In the Unacademy android app, everything which our users do, from signing up to watching lessons to plans and payments is governed by a set of A/B experiments.

What is an A/B experiment?

As per Wikipedia

A/B testing is a user experience research methodology. A/B tests consist of a randomized experiment with two variants, A and B. It includes application of statistical hypothesis testing or “two-sample hypothesis testing” as used in the field of statistics

To put it simply, A/B Experiment is a way to check the relative effectiveness of two or more possible solutions, to solve the same problem. The impact of each variant is measured against each other and the current version, known as Control. Experiments are generally run, till we have a conclusive winner based on target metrics. After which, the most optimal solution is picked and marked as Control(default variation).

One can consider the whole A/B framework as like a data-driven Sorting Hat. This hat helps you, in deciding what works for you, Gryffindor(Test1) or Slytherin(Test2), based on data. The experiment will be run against your current persona i.e., the Muggle form(Control).

A/B experiments are regularly used in various fields like digital marketing, politics, product pricing, growth-engagement funnel optimizations, etc. Let's talk about how we run them at Unacademy.

Anatomy of A/B Experiment

Let’s first talk about the basic building blocks of an A/B experiment to understand the whole process. To run an A/B experiment you need to solve two problems.

Creating experiment buckets

Figure out how to assign users to mutually exclusive experiment buckets. The user selection has to be unbiased and test groups should be consistent.

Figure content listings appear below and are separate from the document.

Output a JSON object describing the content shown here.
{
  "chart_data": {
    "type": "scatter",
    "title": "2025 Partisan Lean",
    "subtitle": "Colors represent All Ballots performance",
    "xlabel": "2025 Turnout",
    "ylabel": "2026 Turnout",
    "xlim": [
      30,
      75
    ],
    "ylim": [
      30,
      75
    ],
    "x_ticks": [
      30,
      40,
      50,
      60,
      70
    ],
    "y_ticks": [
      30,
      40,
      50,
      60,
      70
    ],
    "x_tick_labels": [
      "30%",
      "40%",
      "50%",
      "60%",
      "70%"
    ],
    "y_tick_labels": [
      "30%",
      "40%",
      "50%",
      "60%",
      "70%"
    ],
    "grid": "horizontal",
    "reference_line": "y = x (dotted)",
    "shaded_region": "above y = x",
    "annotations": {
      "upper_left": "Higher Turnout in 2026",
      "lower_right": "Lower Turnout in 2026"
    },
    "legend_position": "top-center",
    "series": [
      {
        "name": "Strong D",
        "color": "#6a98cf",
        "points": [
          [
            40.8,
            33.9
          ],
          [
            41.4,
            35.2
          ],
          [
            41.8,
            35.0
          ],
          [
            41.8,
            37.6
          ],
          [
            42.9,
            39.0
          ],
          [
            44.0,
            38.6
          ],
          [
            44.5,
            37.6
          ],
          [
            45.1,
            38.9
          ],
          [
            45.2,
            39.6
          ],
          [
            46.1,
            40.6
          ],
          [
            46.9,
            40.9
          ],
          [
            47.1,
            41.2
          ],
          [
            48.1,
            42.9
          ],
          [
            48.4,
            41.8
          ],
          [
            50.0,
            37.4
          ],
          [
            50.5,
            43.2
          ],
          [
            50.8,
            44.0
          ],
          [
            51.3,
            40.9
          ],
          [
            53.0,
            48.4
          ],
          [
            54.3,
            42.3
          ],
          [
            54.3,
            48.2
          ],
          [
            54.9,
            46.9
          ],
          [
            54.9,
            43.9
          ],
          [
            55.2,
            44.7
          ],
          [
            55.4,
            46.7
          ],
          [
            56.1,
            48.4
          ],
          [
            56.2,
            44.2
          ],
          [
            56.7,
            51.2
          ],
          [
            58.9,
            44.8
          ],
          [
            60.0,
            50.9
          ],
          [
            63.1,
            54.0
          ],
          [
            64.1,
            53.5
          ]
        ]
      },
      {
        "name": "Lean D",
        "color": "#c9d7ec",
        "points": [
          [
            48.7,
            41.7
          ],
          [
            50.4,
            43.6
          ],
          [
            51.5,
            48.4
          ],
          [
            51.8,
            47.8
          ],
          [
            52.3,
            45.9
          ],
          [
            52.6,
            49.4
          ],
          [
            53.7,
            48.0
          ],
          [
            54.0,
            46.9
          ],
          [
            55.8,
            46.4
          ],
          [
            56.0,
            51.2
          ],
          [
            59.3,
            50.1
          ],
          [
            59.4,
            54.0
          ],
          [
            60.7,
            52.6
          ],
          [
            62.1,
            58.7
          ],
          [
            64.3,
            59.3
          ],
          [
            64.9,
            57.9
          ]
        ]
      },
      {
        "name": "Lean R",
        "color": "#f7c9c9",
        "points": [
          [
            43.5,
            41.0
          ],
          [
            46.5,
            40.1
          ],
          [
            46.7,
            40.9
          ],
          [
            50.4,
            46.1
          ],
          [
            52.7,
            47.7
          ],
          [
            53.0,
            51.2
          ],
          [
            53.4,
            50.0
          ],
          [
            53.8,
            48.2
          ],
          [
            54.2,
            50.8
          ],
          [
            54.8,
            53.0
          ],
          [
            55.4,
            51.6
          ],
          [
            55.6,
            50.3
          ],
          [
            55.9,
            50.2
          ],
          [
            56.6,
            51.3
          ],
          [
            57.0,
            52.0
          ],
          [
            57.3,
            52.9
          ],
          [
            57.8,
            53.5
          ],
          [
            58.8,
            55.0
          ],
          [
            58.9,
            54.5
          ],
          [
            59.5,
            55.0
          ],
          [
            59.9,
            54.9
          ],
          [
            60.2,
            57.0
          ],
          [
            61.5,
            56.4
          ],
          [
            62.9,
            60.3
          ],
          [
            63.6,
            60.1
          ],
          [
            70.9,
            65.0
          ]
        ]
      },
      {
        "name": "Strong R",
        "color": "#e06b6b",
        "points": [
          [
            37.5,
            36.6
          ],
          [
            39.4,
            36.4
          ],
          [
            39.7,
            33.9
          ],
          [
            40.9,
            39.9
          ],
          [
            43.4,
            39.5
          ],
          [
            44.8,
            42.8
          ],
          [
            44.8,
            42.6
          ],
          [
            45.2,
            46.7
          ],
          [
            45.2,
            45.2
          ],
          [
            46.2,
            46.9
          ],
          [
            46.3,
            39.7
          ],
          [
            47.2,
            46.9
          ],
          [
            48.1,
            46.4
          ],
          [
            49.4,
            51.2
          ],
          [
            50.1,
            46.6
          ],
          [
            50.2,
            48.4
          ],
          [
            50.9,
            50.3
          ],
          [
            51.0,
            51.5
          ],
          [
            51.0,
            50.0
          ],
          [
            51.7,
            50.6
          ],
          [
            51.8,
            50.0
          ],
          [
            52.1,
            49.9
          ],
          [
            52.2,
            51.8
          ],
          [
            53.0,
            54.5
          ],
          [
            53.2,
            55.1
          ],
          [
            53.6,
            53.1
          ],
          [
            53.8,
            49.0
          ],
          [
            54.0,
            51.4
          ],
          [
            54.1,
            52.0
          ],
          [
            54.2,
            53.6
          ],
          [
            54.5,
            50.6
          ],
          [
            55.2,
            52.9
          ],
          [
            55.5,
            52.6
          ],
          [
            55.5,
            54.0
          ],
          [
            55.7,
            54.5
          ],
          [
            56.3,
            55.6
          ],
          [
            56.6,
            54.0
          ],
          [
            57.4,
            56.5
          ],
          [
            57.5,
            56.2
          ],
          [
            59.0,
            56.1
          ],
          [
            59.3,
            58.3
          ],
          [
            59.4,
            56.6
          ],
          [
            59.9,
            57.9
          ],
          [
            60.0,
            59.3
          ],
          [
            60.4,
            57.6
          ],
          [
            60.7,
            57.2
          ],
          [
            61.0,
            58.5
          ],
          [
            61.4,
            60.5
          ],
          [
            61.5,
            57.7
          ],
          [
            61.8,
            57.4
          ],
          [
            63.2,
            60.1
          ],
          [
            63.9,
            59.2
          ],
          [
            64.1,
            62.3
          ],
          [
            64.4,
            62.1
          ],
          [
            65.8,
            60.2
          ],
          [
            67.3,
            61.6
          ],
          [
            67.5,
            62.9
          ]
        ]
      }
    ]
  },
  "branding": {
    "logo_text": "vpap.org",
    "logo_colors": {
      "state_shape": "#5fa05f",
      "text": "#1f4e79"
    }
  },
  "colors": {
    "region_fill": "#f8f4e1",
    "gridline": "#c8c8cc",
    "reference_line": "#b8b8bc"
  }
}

A/B can be run in any variation ratio you want, for example, the Test1 variant can be opened for 20% of people while the rest of 80% can still use the current Control variant, the results are measured relatively. This kind of A/B, where the test group is not split equally helps with running critical product funnel experiments like payments, where you want to minimize the impact of the experiment for the majority of the users.

Measuring the impact

The second problem is to measure the impact. We take the help of our analytics infrastructure to analyze the impact of various experiments we run. To aid this, we cover all product funnels with an exhaustive set of events.

We consider an experiment successful if it gives expected results with very high statistical significance. Statistical significance refers to the claim that a result from data generated by experimentation is not likely to occur randomly or by chance but is instead likely to be attributable to a specific cause. For example, if you run an A/B testing experiment with a significance level of 95%, this means that if you determine a winner, you can be 95% confident that the observed results are real and not an error caused by randomness. It also means that there is a 5% chance that you could be wrong.

We use our internal tool called Mosapp which takes care of user bucketing and lets us see the impact.

Let’s go through a few case studies to see how A/B Experiments are shaping our product.

Call to action Experiments to improve discoverability of classes

This experiment was done to improve class discoverability for our learners. The area of the experiment was a class carousel, where we show top trending classes. We were giving the users an option to watch all available classes via the "See all free classes" button. Our goal was to increase the number of user clicks on this button.

We experimented on two design variants against our current Control variant. Our Test1 was consistent with the rest of our UI components on the same page and Test2 had the same button with a thin border. The experiment was run for all the users in equal proportion i.e. 33.3% of users were shown each of these options.

These were the CTA click numbers for the experiment period.*-WHKtXZxNAjPjeVXv2YfcA.jpeg

Test2 was the clear winner with 99.75% statistical significance.

Learning: Making things more clickable by using borders works better for us.

Copy experiment to improve value offer understanding of plans

Like any other digital service startup, we have our plans page where we list down our plus plans with different monthly options to pick from. In the Control variation, we used to show the price of full course duration.

The hypothesis of this experiment was to emphasize per month pricing to make the learner understand our value offering better. This experiment was run with Control and Test variants and users were divided equally between variants.

Test variation had a 13.5% more click-through rate with 100% significance.

Learning: Prioritizing per month pricing copy worked better for us, and the Test version conveys our value offering better.

Usability experiment to improve the onboarding experience

We use Truecaller as one of our login methods. Truecaller pops a modal to prompt the user for sign-up or login. The app has two options to show prompts as Dialog or Bottom sheet. As you can see from the screenshots there are no additional CTAs or flow, so it should not affect any onboarding numbers significantly.

The hypothesis was, that devices are getting bigger and bigger, and using the bottom sheet is better over dialog in terms of UX, as in the bottom sheet, buttons will be more reachable and easier to click.

The results were aligned with our hypothesis and our average login time was reduced by 23% while having a very low impact on onboarding funnels with low significance.

Learning: Placement of UI components matters, especially for bigger screen sizes!


We can run A/B experiments anywhere. There is no need to tie A/Bs directly with the final business metrics like revenue. They can be as simple as text changes, given that you are able to measure their impact independently.

One last thing, the majority of experiments don’t result in any significant wins for us but pave ways for learning and future experiments.